Suppose Scotland was already independent and Alex Salmond was Prime, not First, Minister. Another small sovereign country has seen one of its leading banks, HBOS, take a hammering not unlike that meted out to some of its Irish peers. No, not the work of spivs and speculators. HBOS shares have been under extreme pressure even since short-selling was temporarily suspended. Its spokesman has admitted publicly that it lacked liquidity. Had its board not agreed to be taken over by Lloyds and the UK government agreed to waive competition rules, it might even have become a third candidate bank in the UK for nationalisation. Markets know that.
However, if an independent Scotland had confronted this same crisis, and Prime Minister Salmond had followed his own advice and implemented a guarantee over bank deposits and debt, he would be saddling Scottish taxpayers with a much, much bigger risk. Scotland is the registered office of not just HBOS but the Royal Bank of Scotland group, in more normal times the world's fifth largest bank. Then there's Clydesdale and the Scottish operations of other banks like Lloyds TSB. The exposure wouldn't just be twice Scottish GDP. It would be at least an order of magnitude greater than that.
Even if Alex Salmond got such a measure through an independent Scottish Parliament, one wonders whether it would be worth the paper it was written on.

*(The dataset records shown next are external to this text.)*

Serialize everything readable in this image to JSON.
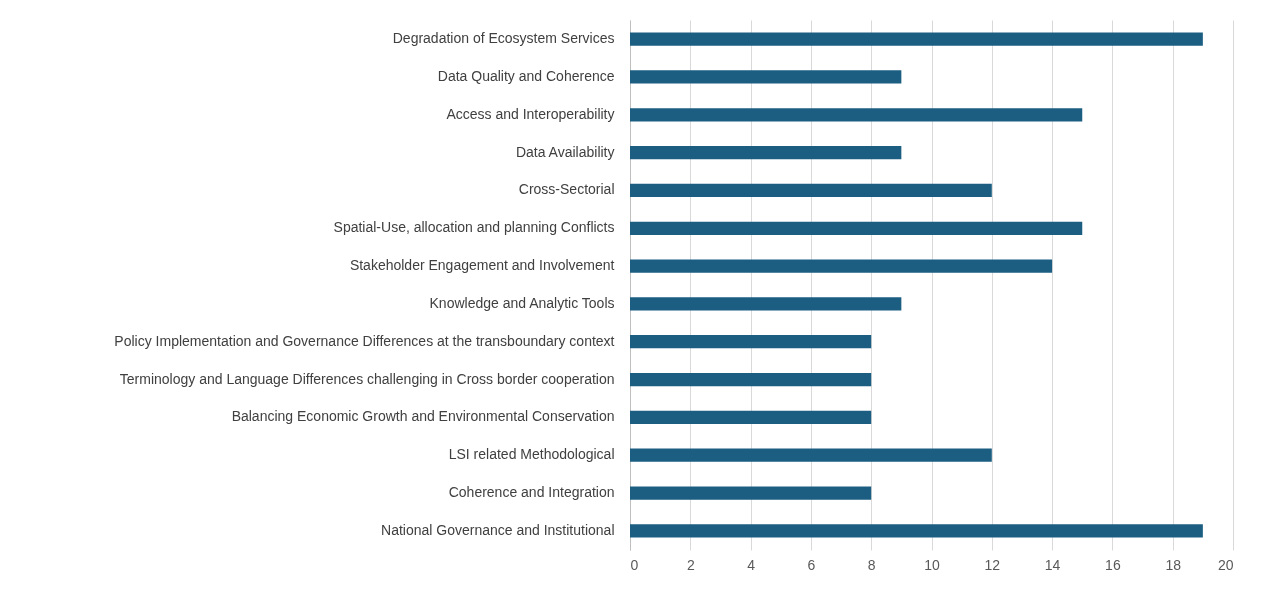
{
  "chart_data": {
    "type": "bar",
    "orientation": "horizontal",
    "categories": [
      "Degradation of Ecosystem Services",
      "Data Quality and Coherence",
      "Access and Interoperability",
      "Data Availability",
      "Cross-Sectorial",
      "Spatial-Use, allocation and planning Conflicts",
      "Stakeholder Engagement and Involvement",
      "Knowledge and Analytic Tools",
      "Policy Implementation and Governance Differences at the transboundary context",
      "Terminology and Language Differences challenging in Cross border cooperation",
      "Balancing Economic Growth and Environmental Conservation",
      "LSI related Methodological",
      "Coherence and Integration",
      "National Governance and Institutional"
    ],
    "values": [
      19,
      9,
      15,
      9,
      12,
      15,
      14,
      9,
      8,
      8,
      8,
      12,
      8,
      19
    ],
    "color": "#1b5e82",
    "xlim": [
      0,
      20
    ],
    "xticks": [
      0,
      2,
      4,
      6,
      8,
      10,
      12,
      14,
      16,
      18,
      20
    ],
    "grid": "x"
  }
}
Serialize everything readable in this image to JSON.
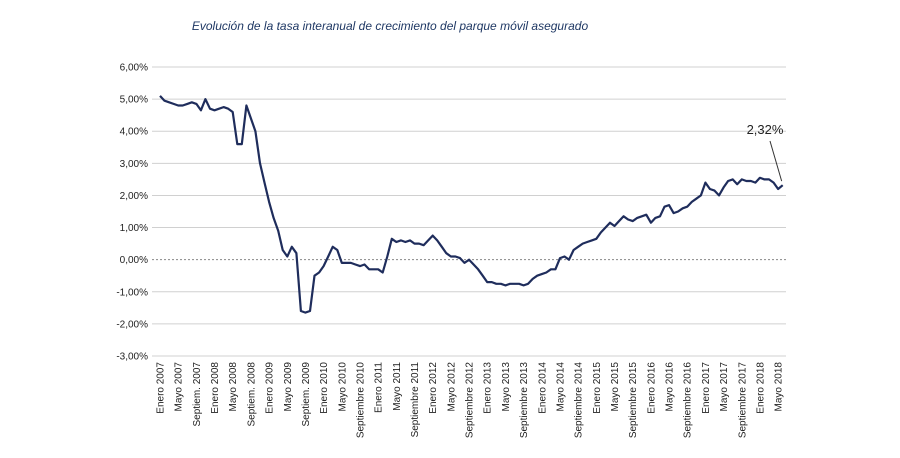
{
  "chart_data": {
    "type": "line",
    "title": "Evolución de la tasa interanual de crecimiento del parque móvil asegurado",
    "categories": [
      "Enero 2007",
      null,
      null,
      null,
      "Mayo 2007",
      null,
      null,
      null,
      "Septiem. 2007",
      null,
      null,
      null,
      "Enero 2008",
      null,
      null,
      null,
      "Mayo 2008",
      null,
      null,
      null,
      "Septiem. 2008",
      null,
      null,
      null,
      "Enero 2009",
      null,
      null,
      null,
      "Mayo 2009",
      null,
      null,
      null,
      "Septiem. 2009",
      null,
      null,
      null,
      "Enero 2010",
      null,
      null,
      null,
      "Mayo 2010",
      null,
      null,
      null,
      "Septiembre 2010",
      null,
      null,
      null,
      "Enero 2011",
      null,
      null,
      null,
      "Mayo 2011",
      null,
      null,
      null,
      "Septiembre 2011",
      null,
      null,
      null,
      "Enero 2012",
      null,
      null,
      null,
      "Mayo 2012",
      null,
      null,
      null,
      "Septiembre 2012",
      null,
      null,
      null,
      "Enero 2013",
      null,
      null,
      null,
      "Mayo 2013",
      null,
      null,
      null,
      "Septiembre 2013",
      null,
      null,
      null,
      "Enero 2014",
      null,
      null,
      null,
      "Mayo 2014",
      null,
      null,
      null,
      "Septiembre 2014",
      null,
      null,
      null,
      "Enero 2015",
      null,
      null,
      null,
      "Mayo 2015",
      null,
      null,
      null,
      "Septiembre 2015",
      null,
      null,
      null,
      "Enero 2016",
      null,
      null,
      null,
      "Mayo 2016",
      null,
      null,
      null,
      "Septiembre 2016",
      null,
      null,
      null,
      "Enero 2017",
      null,
      null,
      null,
      "Mayo 2017",
      null,
      null,
      null,
      "Septiembre 2017",
      null,
      null,
      null,
      "Enero 2018",
      null,
      null,
      null,
      "Mayo 2018",
      null
    ],
    "series": [
      {
        "name": "Tasa interanual",
        "color": "#1f2d5c",
        "values": [
          5.1,
          4.95,
          4.9,
          4.85,
          4.8,
          4.8,
          4.85,
          4.9,
          4.85,
          4.65,
          5.0,
          4.7,
          4.65,
          4.7,
          4.75,
          4.7,
          4.6,
          3.6,
          3.6,
          4.8,
          4.4,
          4.0,
          3.0,
          2.4,
          1.8,
          1.3,
          0.9,
          0.3,
          0.1,
          0.4,
          0.2,
          -1.6,
          -1.65,
          -1.6,
          -0.5,
          -0.4,
          -0.2,
          0.1,
          0.4,
          0.3,
          -0.1,
          -0.1,
          -0.1,
          -0.15,
          -0.2,
          -0.15,
          -0.3,
          -0.3,
          -0.3,
          -0.4,
          0.1,
          0.65,
          0.55,
          0.6,
          0.55,
          0.6,
          0.5,
          0.5,
          0.45,
          0.6,
          0.75,
          0.6,
          0.4,
          0.2,
          0.1,
          0.1,
          0.05,
          -0.1,
          0.0,
          -0.15,
          -0.3,
          -0.5,
          -0.7,
          -0.7,
          -0.75,
          -0.75,
          -0.8,
          -0.75,
          -0.75,
          -0.75,
          -0.8,
          -0.75,
          -0.6,
          -0.5,
          -0.45,
          -0.4,
          -0.3,
          -0.3,
          0.05,
          0.1,
          0.0,
          0.3,
          0.4,
          0.5,
          0.55,
          0.6,
          0.65,
          0.85,
          1.0,
          1.15,
          1.05,
          1.2,
          1.35,
          1.25,
          1.2,
          1.3,
          1.35,
          1.4,
          1.15,
          1.3,
          1.35,
          1.65,
          1.7,
          1.45,
          1.5,
          1.6,
          1.65,
          1.8,
          1.9,
          2.0,
          2.4,
          2.2,
          2.15,
          2.0,
          2.25,
          2.45,
          2.5,
          2.35,
          2.5,
          2.45,
          2.45,
          2.4,
          2.55,
          2.5,
          2.5,
          2.4,
          2.2,
          2.32
        ]
      }
    ],
    "ylim": [
      -3,
      6
    ],
    "yticks": [
      {
        "value": -3,
        "label": "-3,00%"
      },
      {
        "value": -2,
        "label": "-2,00%"
      },
      {
        "value": -1,
        "label": "-1,00%"
      },
      {
        "value": 0,
        "label": "0,00%"
      },
      {
        "value": 1,
        "label": "1,00%"
      },
      {
        "value": 2,
        "label": "2,00%"
      },
      {
        "value": 3,
        "label": "3,00%"
      },
      {
        "value": 4,
        "label": "4,00%"
      },
      {
        "value": 5,
        "label": "5,00%"
      },
      {
        "value": 6,
        "label": "6,00%"
      }
    ],
    "grid": true,
    "annotation": "2,32%"
  }
}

Another of the small independent countries on the First Minister's cherished arc of prosperity, Iceland, has just had to bail-out its third biggest bank, Glitnir. Such is the strain of that more-modest rescue on Iceland's public finances that Standard & Poors this week downgraded Iceland's sovereign debt.
I don't doubt that, if politicians and policy-makers are to get back on the front foot, they must do whatever it takes to stabilise financial markets and get banks lending to each other again. That means the US Congress finally passing the Bush administration's "bad bank" plan to quarantine the most toxic assets there. It means central banks continuing to pump liquidity into the system. It means more co-ordinated international action on depositor protection and how failing banks should be dealt with. And it means monetary authorities coming to their senses, especially here and in the euro zone, and cutting interest rates, even if only for the symbolic message that sends.
But when stability is eventually restored, the challenge will be to hammer out a system of international banking supervision and regulation which actually works. Delivering that is not in the gift of any national government, however big or small.